Le point de croisement de toutes ces histoires est la situation critique de Simon. Ces histoires entrelacées ainsi que cette multiplication des personnages autour de Simon, mènent en quelque sorte à une absence de focalisation unique, le fait qui immerge le lecteur dans un réseau d’émotions plutôt que dans une expérience individuelle. Le passage ci-dessous montre comment par le jeu de pronoms et puis, un passage subtil de «je» à nom propre, l’écriture éloigne le lecteur d’une identification pure: «Je ne veux pas qu’ils ouvrent son corps, qu’ils le dépiautent, je ne veux pas qu’ils le vident – pureté chromatique de la voix de Sean, blanche, que le froid aiguise comme la cendre sur la lame. Marianne introduit sa main gauche dans la poche droite de la parka de Sean […]» (Kerangal, 2014, p. 121).

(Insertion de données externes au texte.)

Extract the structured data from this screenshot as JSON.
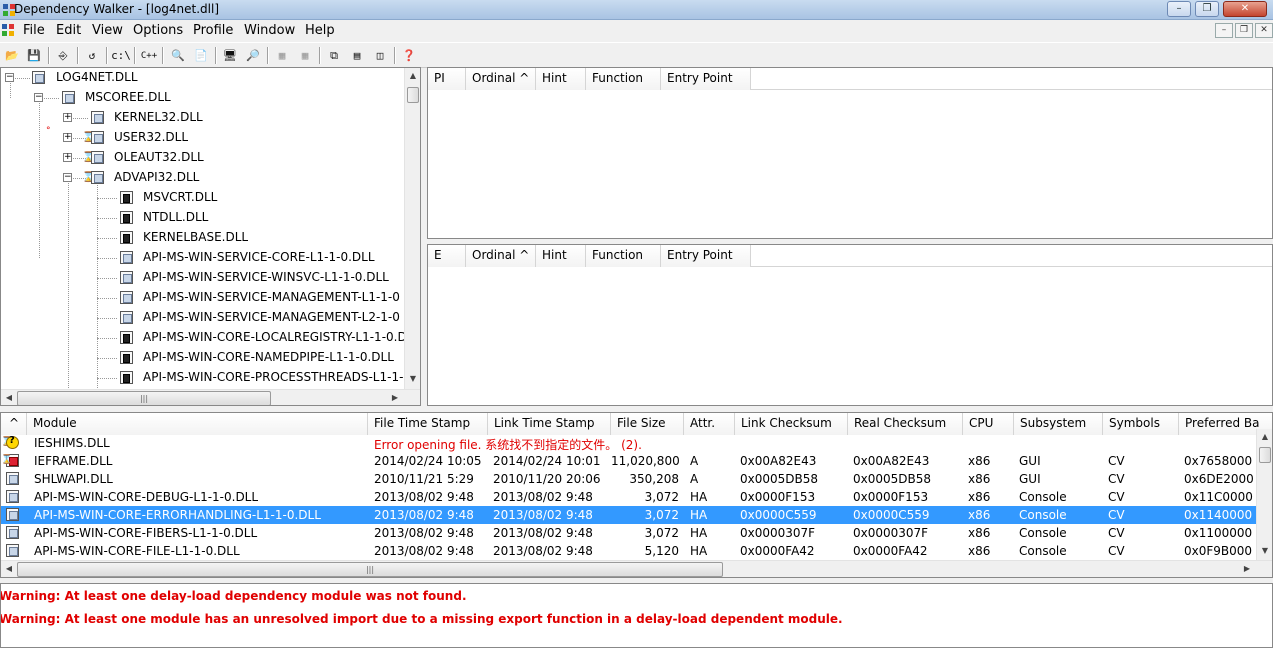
{
  "window": {
    "title": "Dependency Walker - [log4net.dll]",
    "minimize": "0",
    "maximize": "1",
    "close": "r"
  },
  "menu": {
    "items": [
      "File",
      "Edit",
      "View",
      "Options",
      "Profile",
      "Window",
      "Help"
    ]
  },
  "toolbar": {
    "labels": [
      "c:\\",
      "C++"
    ]
  },
  "tree": {
    "nodes": [
      {
        "label": "LOG4NET.DLL"
      },
      {
        "label": "MSCOREE.DLL"
      },
      {
        "label": "KERNEL32.DLL"
      },
      {
        "label": "USER32.DLL"
      },
      {
        "label": "OLEAUT32.DLL"
      },
      {
        "label": "ADVAPI32.DLL"
      },
      {
        "label": "MSVCRT.DLL"
      },
      {
        "label": "NTDLL.DLL"
      },
      {
        "label": "KERNELBASE.DLL"
      },
      {
        "label": "API-MS-WIN-SERVICE-CORE-L1-1-0.DLL"
      },
      {
        "label": "API-MS-WIN-SERVICE-WINSVC-L1-1-0.DLL"
      },
      {
        "label": "API-MS-WIN-SERVICE-MANAGEMENT-L1-1-0"
      },
      {
        "label": "API-MS-WIN-SERVICE-MANAGEMENT-L2-1-0"
      },
      {
        "label": "API-MS-WIN-CORE-LOCALREGISTRY-L1-1-0.D"
      },
      {
        "label": "API-MS-WIN-CORE-NAMEDPIPE-L1-1-0.DLL"
      },
      {
        "label": "API-MS-WIN-CORE-PROCESSTHREADS-L1-1-"
      }
    ]
  },
  "imports": {
    "columns": [
      "PI",
      "Ordinal ^",
      "Hint",
      "Function",
      "Entry Point"
    ]
  },
  "exports": {
    "columns": [
      "E",
      "Ordinal ^",
      "Hint",
      "Function",
      "Entry Point"
    ]
  },
  "modules": {
    "sort_indicator": "^",
    "columns": [
      "Module",
      "File Time Stamp",
      "Link Time Stamp",
      "File Size",
      "Attr.",
      "Link Checksum",
      "Real Checksum",
      "CPU",
      "Subsystem",
      "Symbols",
      "Preferred Ba"
    ],
    "error_row": {
      "module": "IESHIMS.DLL",
      "message": "Error opening file. 系统找不到指定的文件。 (2)."
    },
    "rows": [
      {
        "module": "IEFRAME.DLL",
        "file_ts": "2014/02/24 10:05",
        "link_ts": "2014/02/24 10:01",
        "size": "11,020,800",
        "attr": "A",
        "link_ck": "0x00A82E43",
        "real_ck": "0x00A82E43",
        "cpu": "x86",
        "subsystem": "GUI",
        "symbols": "CV",
        "base": "0x7658000"
      },
      {
        "module": "SHLWAPI.DLL",
        "file_ts": "2010/11/21  5:29",
        "link_ts": "2010/11/20 20:06",
        "size": "350,208",
        "attr": "A",
        "link_ck": "0x0005DB58",
        "real_ck": "0x0005DB58",
        "cpu": "x86",
        "subsystem": "GUI",
        "symbols": "CV",
        "base": "0x6DE2000"
      },
      {
        "module": "API-MS-WIN-CORE-DEBUG-L1-1-0.DLL",
        "file_ts": "2013/08/02  9:48",
        "link_ts": "2013/08/02  9:48",
        "size": "3,072",
        "attr": "HA",
        "link_ck": "0x0000F153",
        "real_ck": "0x0000F153",
        "cpu": "x86",
        "subsystem": "Console",
        "symbols": "CV",
        "base": "0x11C0000"
      },
      {
        "module": "API-MS-WIN-CORE-ERRORHANDLING-L1-1-0.DLL",
        "file_ts": "2013/08/02  9:48",
        "link_ts": "2013/08/02  9:48",
        "size": "3,072",
        "attr": "HA",
        "link_ck": "0x0000C559",
        "real_ck": "0x0000C559",
        "cpu": "x86",
        "subsystem": "Console",
        "symbols": "CV",
        "base": "0x1140000"
      },
      {
        "module": "API-MS-WIN-CORE-FIBERS-L1-1-0.DLL",
        "file_ts": "2013/08/02  9:48",
        "link_ts": "2013/08/02  9:48",
        "size": "3,072",
        "attr": "HA",
        "link_ck": "0x0000307F",
        "real_ck": "0x0000307F",
        "cpu": "x86",
        "subsystem": "Console",
        "symbols": "CV",
        "base": "0x1100000"
      },
      {
        "module": "API-MS-WIN-CORE-FILE-L1-1-0.DLL",
        "file_ts": "2013/08/02  9:48",
        "link_ts": "2013/08/02  9:48",
        "size": "5,120",
        "attr": "HA",
        "link_ck": "0x0000FA42",
        "real_ck": "0x0000FA42",
        "cpu": "x86",
        "subsystem": "Console",
        "symbols": "CV",
        "base": "0x0F9B000"
      }
    ],
    "selected_row": 3
  },
  "log": {
    "lines": [
      "Warning: At least one delay-load dependency module was not found.",
      "Warning: At least one module has an unresolved import due to a missing export function in a delay-load dependent module."
    ]
  },
  "colors": {
    "selection": "#3399ff",
    "error_text": "#e00000"
  }
}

Ce dynamique montre que l’empathie n’est pas une «assise identitaire stable» et qu’elle nous donne l’accès à la possibilité d’acquérir des connaissances sur autrui. (Lipps & Nakov, 2013, p. 19)

Dans une perspective proche, Vittorio Gallese définit l’empathie comme «the capacity to share the meaning of actions, basic motor intentions, feelings, and emotions with others, thus grounding our identification with and connectedness to others» (2007, pp. 659‑669). Autrement dit, l’empathie repose sur une forme de partage incarné des actions et des émotions, qui fonde notre capacité à reconnaître l’autre comme semblable tout en maintenant sa singularité. Dans Réparer les vivants, cette empathie ne passe pas par une identification totale à un seul personnage, mais par la circulation des affects entre plusieurs consciences narratives.

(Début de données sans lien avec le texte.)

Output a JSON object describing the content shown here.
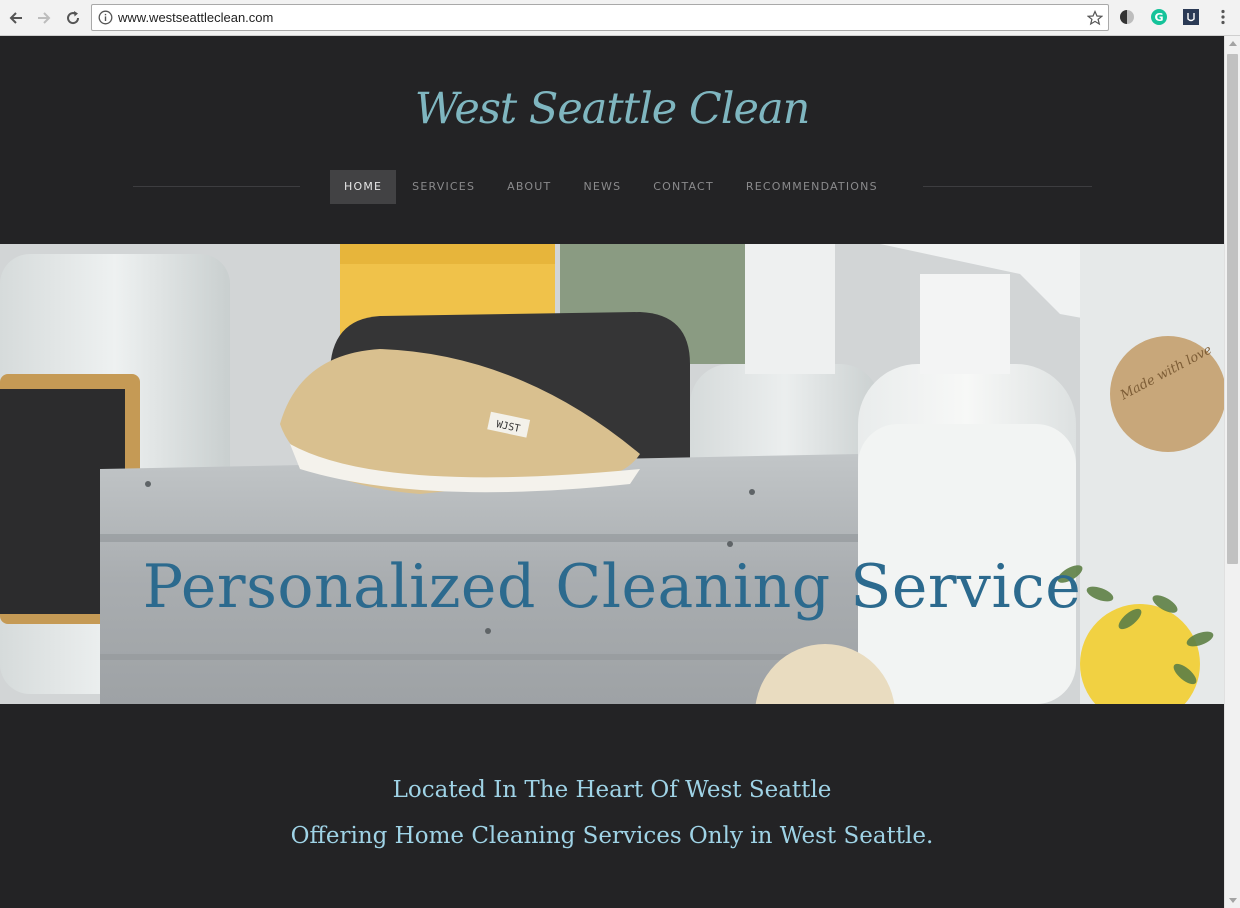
{
  "browser": {
    "url": "www.westseattleclean.com",
    "icons": [
      "back-arrow-icon",
      "forward-arrow-icon",
      "reload-icon",
      "info-icon",
      "star-icon",
      "extension-halfcircle-icon",
      "grammarly-icon",
      "extension-square-icon",
      "menu-dots-icon"
    ]
  },
  "site": {
    "title": "West Seattle Clean"
  },
  "nav": {
    "items": [
      {
        "label": "HOME"
      },
      {
        "label": "SERVICES"
      },
      {
        "label": "ABOUT"
      },
      {
        "label": "NEWS"
      },
      {
        "label": "CONTACT"
      },
      {
        "label": "RECOMMENDATIONS"
      }
    ],
    "active_index": 0
  },
  "hero": {
    "headline": "Personalized Cleaning Service",
    "sponge_text": "WJST",
    "label_text": "Made with love"
  },
  "content": {
    "line1": "Located In The Heart Of West Seattle",
    "line2": "Offering Home Cleaning Services Only in West Seattle."
  },
  "colors": {
    "page_bg": "#232325",
    "title": "#7fb6c0",
    "headline": "#2c6a8e",
    "tagline": "#9fd3e6",
    "nav_active_bg": "#424244"
  }
}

D’ailleurs, elles créent une fragmentation du discours et une suspension de l’histoire principale, ce qui produit d’une part, une empathie démultipliée et partagées entre tous les vivants autours de Simon, et d’autre part, une pathétique non localisée sur un seul personnage, mais réparti sur un ensemble relationnel.

Le temps et le rythme narratif participent également à la construction du pathétique. Dans Réparer les vivants, la temporalité est souvent prise dans une tension paradoxale: d’un côté, tout renvoie à l’urgence médicale, à la rapidité des décisions et à l’imminence du drame ; de l’autre, le récit suspend l’action par des gestes ordinaires, des silences, des attentes et des perceptions minutieuses. Cette alternance entre accélération et ralentissement permet de faire sentir l’affect sans recourir directement à un lexique sentimental.

La scène où Révol s’apprête à annoncer à Marianne la gravité de l’état de Simon illustre bien cette tension temporelle. Au lieu de livrer immédiatement l’information tragique, le récit s’attarde sur un geste banal: le médecin verse du café, dans des «gobelets de plastique blanc», tandis que Marianne sent que «le temps s’égoutte comme le café» (Kerangal, 2014, p. 41).

L’image transforme un geste quotidien en dispositif d’attente dramatique: le café qui coule matérialise la lenteur insupportable du moment, alors même que la situation exige une parole rapide et décisive.

Ce ralentissement produit un effet de slow motion narratif. Le récit ne se contente pas de dire l’angoisse de Marianne; il la fait éprouver par l’étirement de la phrase, par la fragmentation des perceptions et par l’attention portée aux détails corporels. Avant même que la phrase fatale soit prononcée, Marianne anticipe son apparition à travers les mouvements de la bouche du médecin: «la mâchoire qui bouge», «les lèvres qui s’ouvrent», «les dents qui apparaissent» (Kerangal, 2014, p. 41). La parole médicale devient ainsi un événement redouté avant même d’être formulée. Le pathétique naît précisément de cette attente: le malheur n’est pas encore dit, mais il est déjà perceptible dans le corps, dans le silence et dans le rythme même de la narration.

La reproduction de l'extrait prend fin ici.